When a child asks you something, answer him, for goodness sake. But don’t make a production of it. Children are children, but they can spot an evasion faster than adults, and evasion simply muddles ’em.

There is a childlike innocence spun through a novel of such weight and seriousness, executed brilliantly by Lee’s choice of Scout as the narrator. We are forever seeing a larger world through the eyes of a young girl still trying to find her place in it while making sense of all the hustle and bustle around her, and this creates an incredible ironic effect where there are large events going on that the reader understands but are delivered nearly through defamiliarization because the narrator cannot fully grasp them¹. The narration allows Lee to balance the coming-of-age hallmarks with the weightier themes, allowing the reader to maintain an innocence from the rape and racism while still able to make sense of the society functioning at large, and retreating from the darker themes into the fun of the children’s comings and goings. What is most impressive is how everything blends together, and the lessons learned in each aspect of their life are applied to all the other elements they come in contact with. The fates of Tom and Boo Radley are emotionally and morally linked in the readers mind, heart and soul.

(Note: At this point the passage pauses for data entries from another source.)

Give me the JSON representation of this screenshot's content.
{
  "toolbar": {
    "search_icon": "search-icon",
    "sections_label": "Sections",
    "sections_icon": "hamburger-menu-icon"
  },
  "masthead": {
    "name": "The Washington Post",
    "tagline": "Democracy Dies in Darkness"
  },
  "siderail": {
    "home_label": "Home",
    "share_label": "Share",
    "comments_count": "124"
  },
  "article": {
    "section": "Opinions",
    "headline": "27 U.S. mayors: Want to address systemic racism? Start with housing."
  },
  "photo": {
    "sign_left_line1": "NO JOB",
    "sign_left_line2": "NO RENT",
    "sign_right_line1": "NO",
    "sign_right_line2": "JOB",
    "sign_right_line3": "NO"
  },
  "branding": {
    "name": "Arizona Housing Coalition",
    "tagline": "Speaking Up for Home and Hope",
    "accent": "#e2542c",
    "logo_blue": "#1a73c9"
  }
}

All the standard bildungsroman motifs that make people love the genre are present in To Kill a Mockingbird, from schoolyard quarrels, to learning your place in society. We see Scout, Jem, and even Dill, gain a greater understanding of the world and their place in it, watch the children come to respect their father for more than just being a good father, see them make dares, terrorize the neighbors in good fun, and even stop a mob before it turns violent. With Scout, particularly, there is an element of gender identity at play that leads into a larger discussion about class and society. Children learn from those around them, and Scout spends much of the novel assessing those around her, perhaps subconsciously looking for a role model for herself. The ideas of what a good southern woman is and should be are imposed upon her throughout the town, such as Ms Dubose who criticizes her manner of dress, or Aunt Alexandra and her attempts to eradicate Scout’s tomboyish behavior, and she learns to dislike Miss Stephanie and her gossipy behavior. Miss Maudie, however, curbs gossip and insults, and puts on the face of a southern lady, but still gets down into the dirt in the garden and behaves in other, more boyish, ways that Scout identifies with. The gender identification becomes a cog in the gear of Southern tradition in manners and class. While the court case is unquestionably controversial due to the racial implications, it is also because it forces people to discuss rape and involves questioning the Word of a woman. It forces up a lot of taboo that the community is uncomfortable in being forced to deal with it, and many inevitably turn a squeamish blind eye when forced to confront the ugly truths at hand. Macomb is a society where everything and everyone has their place, a set identification, and they do not like it being disturbed. Most important to note is the correlation that the characters who are most inclined to uphold societal traditions through self-righteous brow-beatings often exhibit the most rampant racism throughout the novel.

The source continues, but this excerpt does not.